Trump também declarou que o acordo não permitirá o enriquecimento de urânio. Segundo ele, as instalações nucleares sauditas serão destinadas exclusivamente a atividades civis, como geração de energia.
O acordo foi assinado pelo secretário de Energia dos Estados Unidos, Chris Wright, e pelo ministro saudita da Energia, Abdulaziz bin Salman. O documento permite a transferência de tecnologia, materiais e equipamentos nucleares americanos para a Arábia Saudita, mas ainda precisa passar pelo processo de análise do Congresso dos Estados Unidos.

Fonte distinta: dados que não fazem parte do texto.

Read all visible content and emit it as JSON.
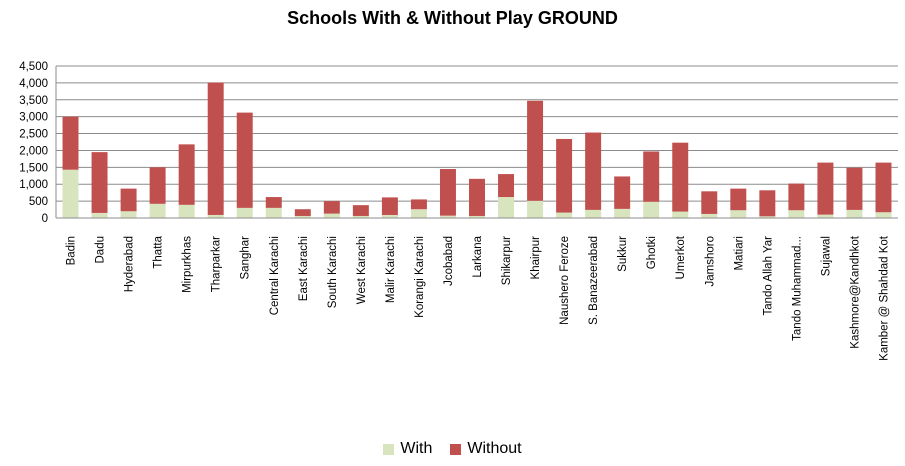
{
  "chart_data": {
    "type": "bar",
    "stacked": true,
    "title": "Schools With & Without Play GROUND",
    "xlabel": "",
    "ylabel": "",
    "ylim": [
      0,
      4500
    ],
    "yticks": [
      0,
      500,
      1000,
      1500,
      2000,
      2500,
      3000,
      3500,
      4000,
      4500
    ],
    "ytick_labels": [
      "0",
      "500",
      "1,000",
      "1,500",
      "2,000",
      "2,500",
      "3,000",
      "3,500",
      "4,000",
      "4,500"
    ],
    "grid": true,
    "legend_position": "bottom",
    "categories": [
      "Badin",
      "Dadu",
      "Hyderabad",
      "Thatta",
      "Mirpurkhas",
      "Tharparkar",
      "Sanghar",
      "Central Karachi",
      "East Karachi",
      "South  Karachi",
      "West Karachi",
      "Malir Karachi",
      "Korangi Karachi",
      "Jcobabad",
      "Larkana",
      "Shikarpur",
      "Khairpur",
      "Naushero Feroze",
      "S. Banazeerabad",
      "Sukkur",
      "Ghotki",
      "Umerkot",
      "Jamshoro",
      "Matiari",
      "Tando Allah Yar",
      "Tando Muhammad...",
      "Sujawal",
      "Kashmore@Kandhkot",
      "Kamber @ Shahdad Kot"
    ],
    "series": [
      {
        "name": "With",
        "color": "#d7e4bd",
        "values": [
          1430,
          150,
          200,
          420,
          390,
          90,
          300,
          300,
          60,
          130,
          60,
          90,
          260,
          70,
          60,
          620,
          510,
          160,
          240,
          270,
          480,
          190,
          120,
          230,
          50,
          230,
          100,
          240,
          170
        ]
      },
      {
        "name": "Without",
        "color": "#c0504d",
        "values": [
          1570,
          1800,
          670,
          1080,
          1790,
          3920,
          2820,
          320,
          200,
          370,
          320,
          520,
          290,
          1380,
          1100,
          680,
          2960,
          2180,
          2290,
          960,
          1490,
          2040,
          670,
          640,
          770,
          790,
          1540,
          1250,
          1470
        ]
      }
    ]
  }
}
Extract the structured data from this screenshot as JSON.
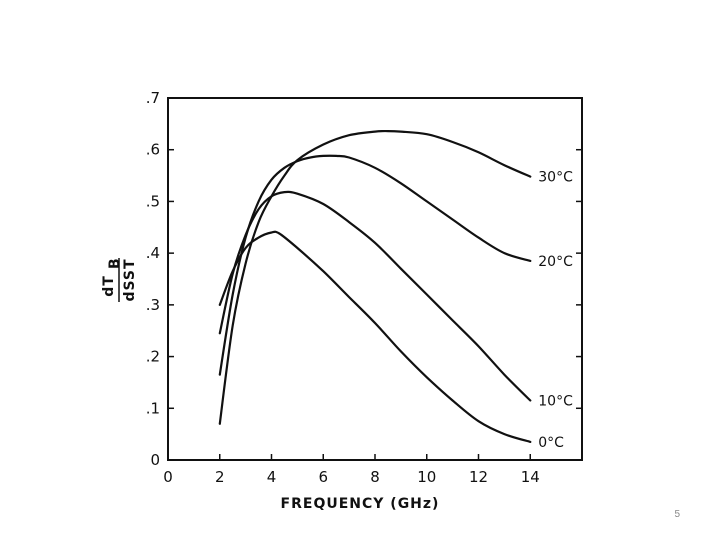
{
  "page": {
    "number": "5"
  },
  "chart_data": {
    "type": "line",
    "title": "",
    "xlabel": "FREQUENCY (GHz)",
    "ylabel_numerator": "dT",
    "ylabel_subscript": "B",
    "ylabel_denominator": "dSST",
    "xlim": [
      0,
      16
    ],
    "ylim": [
      0,
      0.7
    ],
    "xticks": [
      0,
      2,
      4,
      6,
      8,
      10,
      12,
      14
    ],
    "xtick_labels": [
      "0",
      "2",
      "4",
      "6",
      "8",
      "10",
      "12",
      "14"
    ],
    "yticks": [
      0,
      0.1,
      0.2,
      0.3,
      0.4,
      0.5,
      0.6,
      0.7
    ],
    "ytick_labels": [
      "0",
      ".1",
      ".2",
      ".3",
      ".4",
      ".5",
      ".6",
      ".7"
    ],
    "grid": false,
    "series": [
      {
        "name": "0°C",
        "x": [
          2,
          2.5,
          3,
          3.5,
          4,
          4.3,
          5,
          6,
          7,
          8,
          9,
          10,
          11,
          12,
          13,
          14
        ],
        "values": [
          0.3,
          0.365,
          0.41,
          0.43,
          0.44,
          0.438,
          0.41,
          0.365,
          0.315,
          0.265,
          0.21,
          0.16,
          0.115,
          0.075,
          0.05,
          0.035
        ]
      },
      {
        "name": "10°C",
        "x": [
          2,
          2.5,
          3,
          3.5,
          4,
          4.5,
          5,
          6,
          7,
          8,
          9,
          10,
          11,
          12,
          13,
          14
        ],
        "values": [
          0.245,
          0.36,
          0.435,
          0.485,
          0.51,
          0.518,
          0.515,
          0.495,
          0.46,
          0.42,
          0.37,
          0.32,
          0.27,
          0.22,
          0.165,
          0.115
        ]
      },
      {
        "name": "20°C",
        "x": [
          2,
          2.5,
          3,
          3.5,
          4,
          4.5,
          5,
          5.5,
          6,
          6.5,
          7,
          8,
          9,
          10,
          11,
          12,
          13,
          14
        ],
        "values": [
          0.165,
          0.32,
          0.43,
          0.5,
          0.542,
          0.565,
          0.578,
          0.585,
          0.588,
          0.588,
          0.585,
          0.565,
          0.535,
          0.5,
          0.465,
          0.43,
          0.4,
          0.385
        ]
      },
      {
        "name": "30°C",
        "x": [
          2,
          2.5,
          3,
          3.5,
          4,
          4.5,
          5,
          6,
          7,
          8,
          8.5,
          9,
          10,
          11,
          12,
          13,
          14
        ],
        "values": [
          0.07,
          0.26,
          0.38,
          0.46,
          0.51,
          0.55,
          0.58,
          0.61,
          0.628,
          0.635,
          0.636,
          0.635,
          0.63,
          0.615,
          0.595,
          0.57,
          0.548
        ]
      }
    ]
  }
}
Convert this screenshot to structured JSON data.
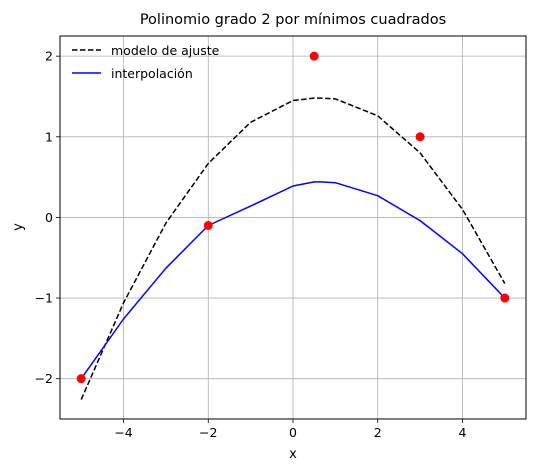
{
  "chart_data": {
    "type": "line",
    "title": "Polinomio grado 2 por mínimos cuadrados",
    "xlabel": "x",
    "ylabel": "y",
    "xlim": [
      -5.5,
      5.5
    ],
    "ylim": [
      -2.5,
      2.25
    ],
    "xticks": [
      -4,
      -2,
      0,
      2,
      4
    ],
    "yticks": [
      -2,
      -1,
      0,
      1,
      2
    ],
    "xtick_labels": [
      "−4",
      "−2",
      "0",
      "2",
      "4"
    ],
    "ytick_labels": [
      "−2",
      "−1",
      "0",
      "1",
      "2"
    ],
    "grid": true,
    "legend_position": "top-left",
    "data_points": {
      "x": [
        -5,
        -2,
        0.5,
        3,
        5
      ],
      "y": [
        -2,
        -0.1,
        2,
        1,
        -1
      ],
      "color": "#ff0000"
    },
    "series": [
      {
        "name": "modelo de ajuste",
        "style": "dashed",
        "color": "#000000",
        "x": [
          -5,
          -4,
          -3,
          -2,
          -1,
          0,
          0.5,
          0.65,
          1,
          2,
          3,
          4,
          5
        ],
        "y": [
          -2.26,
          -1.06,
          -0.07,
          0.67,
          1.18,
          1.45,
          1.48,
          1.48,
          1.47,
          1.26,
          0.8,
          0.1,
          -0.82
        ]
      },
      {
        "name": "interpolación",
        "style": "solid",
        "color": "#0000ff",
        "x": [
          -5,
          -4,
          -3,
          -2,
          -1,
          0,
          0.5,
          0.65,
          1,
          2,
          3,
          4,
          5
        ],
        "y": [
          -2,
          -1.26,
          -0.63,
          -0.1,
          0.14,
          0.39,
          0.44,
          0.44,
          0.43,
          0.27,
          -0.04,
          -0.45,
          -1
        ]
      }
    ]
  }
}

A declaração de Trump tenta encerrar dúvidas sobre a possibilidade de Riad enriquecer urânio dentro do país. Reportagens publicadas após a assinatura indicavam que o texto poderia abrir espaço para essa atividade no futuro, o que provocou preocupação entre especialistas em proliferação nuclear.
A principal dificuldade política está na exigência de normalização com Israel. O governo saudita afirma que qualquer acordo depende da criação de um caminho claro para o estabelecimento de um Estado palestino, condição rejeitada pelo atual governo israelense.
Os Acordos de Abraão foram lançados durante o primeiro governo Trump e estabeleceram relações diplomáticas entre Israel, Emirados Árabes Unidos, Bahrein, Marrocos e Sudão. A entrada da Arábia Saudita seria considerada o maior avanço do projeto desde 2020.